В последнее время старая Анастасия Ярославна редко спускалась из своего горного замка и приезжала в столицу – одолевали бывшую венгерскую королеву хвори, в тишине и покое доживала она свой насыщенный бурными событиями и неуёмными страстями век. Из стрельчатого окна долгие часы смотрела она на извивающийся широкой лентой под скалами то серый, то голубой Дунай, на плывущие над водной гладью паруса торговых судов, на степные заречные дали. Прохладный ветер врывался в покой, трепал седые серебристые волосы, обдувал густо усеянное морщинами старческое лицо Анастасии. Где-то там, внизу, под кручей, кипела жизнь, здесь же, в замке, она давно застыла, замерла, остановилась, как песочные часы, из которых высыпалось всё до последней песчинки.

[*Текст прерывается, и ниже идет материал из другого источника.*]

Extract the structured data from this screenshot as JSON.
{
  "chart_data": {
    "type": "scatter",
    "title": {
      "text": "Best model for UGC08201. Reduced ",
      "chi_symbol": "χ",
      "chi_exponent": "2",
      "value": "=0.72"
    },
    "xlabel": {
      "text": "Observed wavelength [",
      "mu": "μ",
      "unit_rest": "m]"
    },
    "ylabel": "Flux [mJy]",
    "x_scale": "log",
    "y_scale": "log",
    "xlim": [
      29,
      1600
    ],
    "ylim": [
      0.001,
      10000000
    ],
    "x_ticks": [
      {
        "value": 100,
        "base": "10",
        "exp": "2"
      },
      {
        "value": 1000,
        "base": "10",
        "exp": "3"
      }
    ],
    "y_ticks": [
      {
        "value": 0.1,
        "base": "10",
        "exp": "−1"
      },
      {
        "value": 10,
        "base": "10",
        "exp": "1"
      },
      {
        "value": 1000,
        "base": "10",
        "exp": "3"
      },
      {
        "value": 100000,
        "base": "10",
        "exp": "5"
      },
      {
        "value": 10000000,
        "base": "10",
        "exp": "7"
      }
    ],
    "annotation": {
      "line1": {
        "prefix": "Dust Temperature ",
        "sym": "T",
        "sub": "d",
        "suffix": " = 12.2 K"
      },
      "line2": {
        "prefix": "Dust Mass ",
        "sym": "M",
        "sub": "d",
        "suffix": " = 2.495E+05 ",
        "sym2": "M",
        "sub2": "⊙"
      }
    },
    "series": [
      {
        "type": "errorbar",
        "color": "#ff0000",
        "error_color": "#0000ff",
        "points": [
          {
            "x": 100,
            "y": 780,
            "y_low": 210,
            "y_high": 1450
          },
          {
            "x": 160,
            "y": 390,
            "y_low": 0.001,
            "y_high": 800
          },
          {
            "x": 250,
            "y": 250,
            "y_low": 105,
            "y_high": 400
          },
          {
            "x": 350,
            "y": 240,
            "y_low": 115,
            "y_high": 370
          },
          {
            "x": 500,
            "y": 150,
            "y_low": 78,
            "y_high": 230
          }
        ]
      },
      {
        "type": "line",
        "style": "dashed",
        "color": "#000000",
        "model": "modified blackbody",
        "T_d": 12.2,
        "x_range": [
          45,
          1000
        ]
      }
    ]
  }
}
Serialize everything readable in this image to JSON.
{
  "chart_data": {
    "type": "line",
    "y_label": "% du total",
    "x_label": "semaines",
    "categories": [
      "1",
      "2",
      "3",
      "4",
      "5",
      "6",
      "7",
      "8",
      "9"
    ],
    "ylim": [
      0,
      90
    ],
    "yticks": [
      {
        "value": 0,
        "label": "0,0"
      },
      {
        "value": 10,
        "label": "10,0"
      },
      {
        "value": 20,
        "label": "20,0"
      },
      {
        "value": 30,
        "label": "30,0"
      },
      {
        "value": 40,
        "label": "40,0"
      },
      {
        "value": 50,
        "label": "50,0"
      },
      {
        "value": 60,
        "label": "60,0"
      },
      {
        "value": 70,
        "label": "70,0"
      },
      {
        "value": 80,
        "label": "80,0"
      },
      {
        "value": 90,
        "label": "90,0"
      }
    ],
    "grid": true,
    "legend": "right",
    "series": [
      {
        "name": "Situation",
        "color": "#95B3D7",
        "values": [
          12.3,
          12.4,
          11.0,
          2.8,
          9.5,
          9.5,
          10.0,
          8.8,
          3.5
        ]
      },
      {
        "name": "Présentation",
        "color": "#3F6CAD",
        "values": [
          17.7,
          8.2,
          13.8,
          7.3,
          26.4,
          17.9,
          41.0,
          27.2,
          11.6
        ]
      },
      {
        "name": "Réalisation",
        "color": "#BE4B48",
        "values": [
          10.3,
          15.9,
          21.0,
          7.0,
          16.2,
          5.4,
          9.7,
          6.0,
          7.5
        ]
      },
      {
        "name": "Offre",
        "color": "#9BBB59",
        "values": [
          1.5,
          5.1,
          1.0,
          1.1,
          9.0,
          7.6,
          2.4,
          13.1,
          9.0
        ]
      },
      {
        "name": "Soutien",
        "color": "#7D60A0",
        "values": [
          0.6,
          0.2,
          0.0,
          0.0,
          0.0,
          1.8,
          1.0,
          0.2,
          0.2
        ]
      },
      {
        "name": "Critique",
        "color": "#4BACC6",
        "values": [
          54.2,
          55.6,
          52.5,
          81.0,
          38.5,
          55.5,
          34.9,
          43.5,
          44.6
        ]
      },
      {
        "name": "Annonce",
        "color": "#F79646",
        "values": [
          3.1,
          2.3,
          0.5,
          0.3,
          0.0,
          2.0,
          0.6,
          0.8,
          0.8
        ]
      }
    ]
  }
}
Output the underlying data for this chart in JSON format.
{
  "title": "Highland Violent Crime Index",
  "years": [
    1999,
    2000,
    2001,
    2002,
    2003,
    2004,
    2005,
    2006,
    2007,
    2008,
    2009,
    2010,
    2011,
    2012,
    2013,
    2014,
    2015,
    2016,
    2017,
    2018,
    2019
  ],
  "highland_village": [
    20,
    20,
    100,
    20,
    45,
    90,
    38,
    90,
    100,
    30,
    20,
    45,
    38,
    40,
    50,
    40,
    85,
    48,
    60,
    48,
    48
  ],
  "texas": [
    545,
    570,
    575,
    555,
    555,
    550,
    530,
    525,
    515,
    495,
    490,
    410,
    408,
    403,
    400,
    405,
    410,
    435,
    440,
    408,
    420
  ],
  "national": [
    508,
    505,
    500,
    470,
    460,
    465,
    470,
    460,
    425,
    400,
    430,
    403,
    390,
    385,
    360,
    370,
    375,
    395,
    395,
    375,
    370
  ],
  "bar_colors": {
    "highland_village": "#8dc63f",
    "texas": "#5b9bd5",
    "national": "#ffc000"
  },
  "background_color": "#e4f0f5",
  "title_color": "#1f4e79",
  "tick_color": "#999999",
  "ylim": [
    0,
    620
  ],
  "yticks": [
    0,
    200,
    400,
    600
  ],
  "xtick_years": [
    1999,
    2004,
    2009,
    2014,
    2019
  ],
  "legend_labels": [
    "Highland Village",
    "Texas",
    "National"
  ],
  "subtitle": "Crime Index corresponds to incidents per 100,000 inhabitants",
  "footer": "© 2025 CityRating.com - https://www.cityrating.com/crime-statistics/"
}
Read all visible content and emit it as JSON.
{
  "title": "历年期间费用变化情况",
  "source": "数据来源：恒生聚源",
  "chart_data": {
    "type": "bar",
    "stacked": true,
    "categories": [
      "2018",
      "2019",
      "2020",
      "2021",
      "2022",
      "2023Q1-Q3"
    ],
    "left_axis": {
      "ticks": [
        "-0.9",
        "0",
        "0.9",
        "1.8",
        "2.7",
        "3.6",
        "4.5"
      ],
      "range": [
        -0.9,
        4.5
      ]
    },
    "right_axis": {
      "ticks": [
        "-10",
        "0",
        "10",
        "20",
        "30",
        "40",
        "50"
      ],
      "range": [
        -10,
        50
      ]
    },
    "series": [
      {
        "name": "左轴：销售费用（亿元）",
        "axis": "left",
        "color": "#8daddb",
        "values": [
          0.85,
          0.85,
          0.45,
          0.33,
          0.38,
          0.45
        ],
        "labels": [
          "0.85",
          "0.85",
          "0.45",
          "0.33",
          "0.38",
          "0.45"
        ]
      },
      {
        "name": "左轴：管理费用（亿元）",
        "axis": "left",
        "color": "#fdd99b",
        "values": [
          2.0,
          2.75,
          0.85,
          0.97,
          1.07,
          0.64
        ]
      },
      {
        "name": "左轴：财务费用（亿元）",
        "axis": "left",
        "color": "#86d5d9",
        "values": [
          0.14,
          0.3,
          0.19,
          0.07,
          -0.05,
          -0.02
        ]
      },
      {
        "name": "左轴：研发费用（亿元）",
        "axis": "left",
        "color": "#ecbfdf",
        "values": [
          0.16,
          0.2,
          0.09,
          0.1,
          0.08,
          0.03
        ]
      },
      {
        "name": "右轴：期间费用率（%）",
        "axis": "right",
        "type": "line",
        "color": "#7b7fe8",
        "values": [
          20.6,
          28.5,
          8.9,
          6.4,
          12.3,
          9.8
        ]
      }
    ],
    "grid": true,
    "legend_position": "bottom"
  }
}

Но вот в разгар вешнего половодья, весь облепленный грязью, пробрался в замок Адмонд всадник в дорожном стёганом вотоле. Немного сухощавое лицо с правильными чертами, смуглая кожа, вкрадчивый голос – Анастасия сразу узнала писца Авраамку. Постарел гречин, волосы серебрятся на затылке, на лбу глубокие залысины, вокруг глаз – сеточка морщин.

Говорил Авраамка взволнованно: чувствовалось, что весть имеет важную и спешную.

– Государыня, король тебя зовёт. Дело имеет. Вот, послал меня передать: едет в землю угров бывшая германская императрица Евпраксия, дочь князя Всеволода, твоего брата. Наверное, ты слышала о церковном соборе в Пьяченце. Знаешь, что створилось с несчастной княжной русской. Император Генрих издевался над ней, подвергал всяческим унижениям, заставлял принимать участие в сатанинских оргиях.

– Генрих – поклонник дьявола, николаит[194]. Чего ждать от него? Бедная моя племянница! – сокрушённо выдохнула Анастасия. – Но сказывай же, сказывай, как вырвалась она из лап сатаны, из неволи тяжкой!

– Много бед довелось претерпеть княжне. Император заподозрил её в измене, заточил в замке в Вероне – разбойном своём гнезде. Друзья помогли Евпраксии бежать. На соборе в Пьяченце она рассказала… всё о пережитом. Папа Урбан развёл Евпраксию с Генрихом, не наложил на неё епитимью, счёл, что она – невинная жертва злобного германца. Теперь Евпраксия хочет вернуться на Русь. Но не так просто вернуться – усобья, которы, рати идут по Руси. Придётся ей покуда жить здесь, у угров. Вот король и просит тебя приютить бедняжку. Думает, с тобой будет ей спокойней, всё ж таки родная, близкая душа.

– Коломан верно мыслит. Но до чего, до чего не повезло в жизни Евпраксии! Ты ведаешь, Авраамка, она ведь совсем молода, моложе тебя, моложе Коломана, всего-то ей двадцать пять лет. А жизнь вся исковеркана! О, Господи! За что?! За что?! – запричитала старая королева.